Konstantin Vukic, a high school student from the Gymnasium Cetinje, reflected upon how young people acquire knowledge about sexuality through formal education. ‘There was no lecture on LGBTIQ issues or sexuality in the elementary school curriculum. We are not born with hatred, we learn it. In the primary school where the ‘cornerstone’ of the character is laid, we do not hear the other side, and the fact is that there is a lot of homophobia and hatred towards the LGBTIQ community. However, in high school, I had the opportunity to participate in seminars and to change my attitudes about this issue, as I used to be homophobic…’, he shared his experience. Vukic stated that these are issues that professors are still uncomfortable talking about and therefore the non-formal education is even more important. ‘Through these additional trainings and seminars, we meet different peers, with different opinions, attitudes and beliefs, we break prejudices. One of the most professional organizers of this type of non-formal education is the CCE, because it very specifically deals with important taboo issues of our society and I like the approach in which situations are not embellished and shaped, rather, they are presented as they are,’ he concluded.
Ina Cicovic, a high school student from the Gymnasium Kotor, similarly assesses the formal education system but notes that the media are not supportive enough because they do not provide sufficient representation of the LGBTIQ community in comparison to the heterosexual majority. ‘In school, only heterosexual couples are taken as examples during lectures on what marriage, family and making love are, and homosexuality is presented as an anomaly,’ she said. Ina Cicovic underlined the need to improve the textbook content and to provide training for teachers to raise awareness of LGBTIQ population issues. ‘Teaching staff must provide objective information on sexual orientation and gender identity because ignorance is at the root of all stereotypes and prejudices. If we would analyze the existing teaching contents in terms of representation of the LGBTIQ issues and their inclusive character, we would certainly notice that such contents are present to a very small extent,‘ Ina pointed out. ‘None of us was born as a homophobe, those attitudes are absorbed and many people adjust not to have a problem in the group to which they belong. That is why we must educate ourselves through additional programmes, strive for tolerance, and participate in the fight for equality,‘ she stated.

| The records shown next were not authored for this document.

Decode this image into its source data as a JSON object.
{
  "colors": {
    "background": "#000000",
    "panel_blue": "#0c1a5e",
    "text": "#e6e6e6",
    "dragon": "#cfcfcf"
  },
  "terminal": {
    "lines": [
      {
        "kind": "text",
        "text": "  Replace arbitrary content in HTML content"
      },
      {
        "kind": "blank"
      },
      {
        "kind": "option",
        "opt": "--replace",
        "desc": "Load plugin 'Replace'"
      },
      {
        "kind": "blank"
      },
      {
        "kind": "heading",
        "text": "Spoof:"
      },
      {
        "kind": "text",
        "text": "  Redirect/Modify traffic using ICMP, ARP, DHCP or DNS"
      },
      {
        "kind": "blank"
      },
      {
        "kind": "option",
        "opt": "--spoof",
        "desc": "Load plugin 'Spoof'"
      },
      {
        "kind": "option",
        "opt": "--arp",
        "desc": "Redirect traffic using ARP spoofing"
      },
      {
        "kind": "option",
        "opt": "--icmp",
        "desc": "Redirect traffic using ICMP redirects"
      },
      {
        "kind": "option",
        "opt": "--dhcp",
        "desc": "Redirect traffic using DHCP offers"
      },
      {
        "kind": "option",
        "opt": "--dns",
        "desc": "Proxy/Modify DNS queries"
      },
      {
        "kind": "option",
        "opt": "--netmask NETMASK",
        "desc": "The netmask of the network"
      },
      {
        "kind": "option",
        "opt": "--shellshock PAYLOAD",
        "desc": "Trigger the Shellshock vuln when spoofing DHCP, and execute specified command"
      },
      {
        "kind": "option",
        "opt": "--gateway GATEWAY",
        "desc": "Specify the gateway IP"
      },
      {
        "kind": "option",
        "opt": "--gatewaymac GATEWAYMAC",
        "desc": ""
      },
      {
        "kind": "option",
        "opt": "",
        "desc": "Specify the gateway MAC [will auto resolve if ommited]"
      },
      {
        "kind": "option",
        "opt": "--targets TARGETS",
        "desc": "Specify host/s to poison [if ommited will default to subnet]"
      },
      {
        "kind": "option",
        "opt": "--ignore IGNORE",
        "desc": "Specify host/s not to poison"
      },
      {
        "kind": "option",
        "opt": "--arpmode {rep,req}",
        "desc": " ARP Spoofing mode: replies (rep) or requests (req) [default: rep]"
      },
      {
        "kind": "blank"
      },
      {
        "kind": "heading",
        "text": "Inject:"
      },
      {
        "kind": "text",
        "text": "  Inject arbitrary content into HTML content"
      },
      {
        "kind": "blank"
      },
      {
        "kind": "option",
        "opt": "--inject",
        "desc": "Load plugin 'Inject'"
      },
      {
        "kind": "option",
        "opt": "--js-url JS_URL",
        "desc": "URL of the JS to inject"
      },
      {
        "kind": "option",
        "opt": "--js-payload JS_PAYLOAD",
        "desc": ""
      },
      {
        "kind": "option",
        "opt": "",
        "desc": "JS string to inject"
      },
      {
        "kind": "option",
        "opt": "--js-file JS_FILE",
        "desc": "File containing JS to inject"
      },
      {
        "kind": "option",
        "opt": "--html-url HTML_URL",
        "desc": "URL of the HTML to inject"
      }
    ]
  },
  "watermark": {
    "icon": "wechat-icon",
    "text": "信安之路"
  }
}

The conference ‘LGBTI rights beyond 4 walls – EQUALITY for all’ was organized within the same title project implemented by the CCE with the support of the Ministry for Human and Minority Rights to improve understanding of human rights of LGBTI persons amongst young people and the general public, raising awareness of the harmfulness of stereotypical framing of LGBTI persons and the importance of accepting LGBTI people as equal and equitable persons who enjoy the same rights without fear of violence and discrimination. The conference gathered over 30 participants from relevant institutions, non-governmental organizations dealing with this issue, as well as young people from various structures.